Dublin’s north inner city is the country’s main crime blackspot, with crime rates several times the national average for a range of offences including assaults, theft and illegal drugs.
In contrast, the Garda divisions of Cork West and Mayo have some of the country’s lowest crime rates.
Figures published by the Central Statistics Office show Dublin North Central has the highest per capita rate of all 28 Garda divisions in the Republic for most types of crime.
The division, which includes busy stations at Store Street, Mountjoy and the Bridewell, recorded the highest crime rate across nine out of 12 main crime categories, including fraud and road traffic offences.

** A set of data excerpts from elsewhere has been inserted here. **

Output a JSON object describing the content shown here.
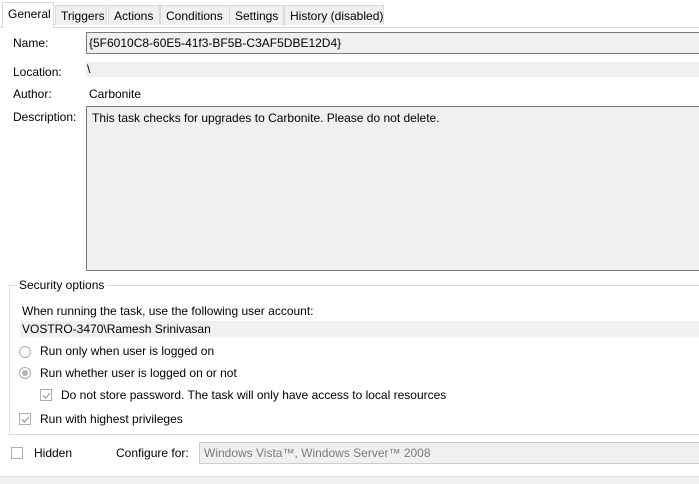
{
  "tabs": [
    {
      "label": "General",
      "active": true
    },
    {
      "label": "Triggers"
    },
    {
      "label": "Actions"
    },
    {
      "label": "Conditions"
    },
    {
      "label": "Settings"
    },
    {
      "label": "History (disabled)"
    }
  ],
  "general": {
    "name_label": "Name:",
    "name_value": "{5F6010C8-60E5-41f3-BF5B-C3AF5DBE12D4}",
    "location_label": "Location:",
    "location_value": "\\",
    "author_label": "Author:",
    "author_value": "Carbonite",
    "description_label": "Description:",
    "description_value": "This task checks for upgrades to Carbonite. Please do not delete."
  },
  "security": {
    "title": "Security options",
    "account_prompt": "When running the task, use the following user account:",
    "account_value": "VOSTRO-3470\\Ramesh Srinivasan",
    "radio_logged_on": "Run only when user is logged on",
    "radio_whether": "Run whether user is logged on or not",
    "radio_selected": "whether",
    "do_not_store": "Do not store password.  The task will only have access to local resources",
    "do_not_store_checked": true,
    "highest_privileges": "Run with highest privileges",
    "highest_privileges_checked": true
  },
  "footer": {
    "hidden_label": "Hidden",
    "hidden_checked": false,
    "configure_label": "Configure for:",
    "configure_value": "Windows Vista™, Windows Server™ 2008"
  },
  "colors": {
    "disabled_text": "#7a7a7a",
    "field_bg": "#f0f0f0",
    "border": "#d9d9d9"
  }
}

CSO figures show the only types of crimes for which Dublin North Central didn’t have the highest crime rate in 2014 — the latest year for which comparable data is available — were burglaries, public orders offences and miscellaneous crimes.
The CSO does not calculate incidence and detection rates at Garda divisional level for certain crimes, including homicide, kidnappings and robberies because the number of such offences is relatively small.

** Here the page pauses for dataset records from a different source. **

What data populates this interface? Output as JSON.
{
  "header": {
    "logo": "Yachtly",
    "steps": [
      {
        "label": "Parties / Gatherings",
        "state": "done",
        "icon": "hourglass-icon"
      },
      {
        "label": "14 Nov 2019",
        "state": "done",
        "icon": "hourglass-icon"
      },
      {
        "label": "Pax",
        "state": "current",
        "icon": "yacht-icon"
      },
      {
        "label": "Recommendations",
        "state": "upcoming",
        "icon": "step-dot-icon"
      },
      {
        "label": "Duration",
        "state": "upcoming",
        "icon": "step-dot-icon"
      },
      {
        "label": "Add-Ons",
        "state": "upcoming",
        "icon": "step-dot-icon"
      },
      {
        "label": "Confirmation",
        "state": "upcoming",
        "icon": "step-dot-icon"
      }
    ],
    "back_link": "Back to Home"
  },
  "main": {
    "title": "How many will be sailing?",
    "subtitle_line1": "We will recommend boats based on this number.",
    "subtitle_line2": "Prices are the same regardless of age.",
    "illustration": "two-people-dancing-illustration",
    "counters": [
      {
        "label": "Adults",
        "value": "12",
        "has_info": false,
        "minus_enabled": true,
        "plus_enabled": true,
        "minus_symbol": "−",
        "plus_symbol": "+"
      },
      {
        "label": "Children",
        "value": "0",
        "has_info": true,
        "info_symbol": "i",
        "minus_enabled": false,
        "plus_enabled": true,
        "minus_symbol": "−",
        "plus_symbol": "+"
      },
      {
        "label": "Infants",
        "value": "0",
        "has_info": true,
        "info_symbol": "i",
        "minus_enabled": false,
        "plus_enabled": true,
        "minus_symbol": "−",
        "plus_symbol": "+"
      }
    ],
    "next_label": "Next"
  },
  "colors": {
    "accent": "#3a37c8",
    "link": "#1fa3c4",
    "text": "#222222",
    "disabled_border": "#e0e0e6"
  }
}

The Garda division of Cork West had the lowest crime rates in Ireland for burglaries, thefts and firearm offences, while Mayo has the lowest level for sexual offences, drug offences and breaches of court orders.
Official figures recorded on the Garda PULSE system show Dublin North Central not only had the highest crime rate for sexual offences in the country, but also the poorest detection rate for such crimes. Just 22 out of 75 reported sexual offences in the area during in 2014 were solved.

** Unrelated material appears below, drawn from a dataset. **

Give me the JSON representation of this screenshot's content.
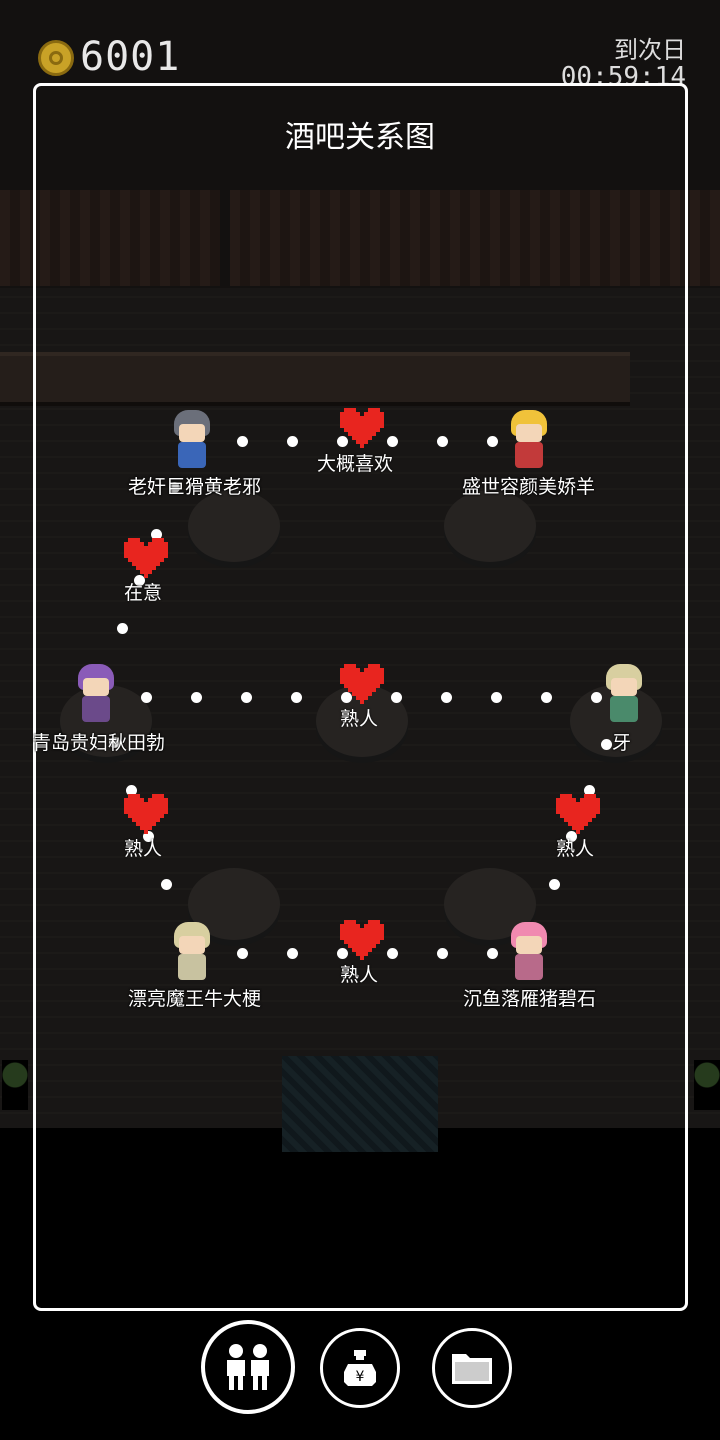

The number of rapes and other sexual offences recorded within the division in 2014 represented 86 crimes per 100,000 population, almost double the national average of 44.
Mayo had the lowest recorded incidence of sexual offences at just 26 per 100,000.
The figures also show 29% of such offences in Dublin North Central resulted in criminal proceedings, compared to the national average of 47%.
Dublin North Central also has the highest incidence of assaults with 915 per 100,000, almost three times the national average. Another Garda division in the capital, Dublin East, which covers Dún Laoghaire, Blackrock and Dundrum had the lowest rate at 220.
The level of thefts reported in Dublin North Central at 8,785 per 100,000 represented a rate over five times the national average of 1.684 per 100,000.
People living in Cork West, which had the lowest rate at just 564, are 15 times less likely to have something stolen than a person in Dublin’s north inner city.
Gardaí in Kerry had the best detection rate for thefts, solving 61% of such crimes with the worst rate at 23% recorded in Dublin South which covers areas like Rathfarnham andTallaght.
For drug offences, Dublin North Central again recorded crime rates far above any other division with 2,177 crimes per 100,000. The national average was 344.7.
Gardaí in Kerry and Cork City have the best detection rates for burglaries at 34%.
Overall, the CSO figures show the crime-solving rate by gardaí has declined substantially over a five-year period to 2014.
The fall in detections since 2010 included significant reductions in relation to sexual offences, robberies and white-collar crime.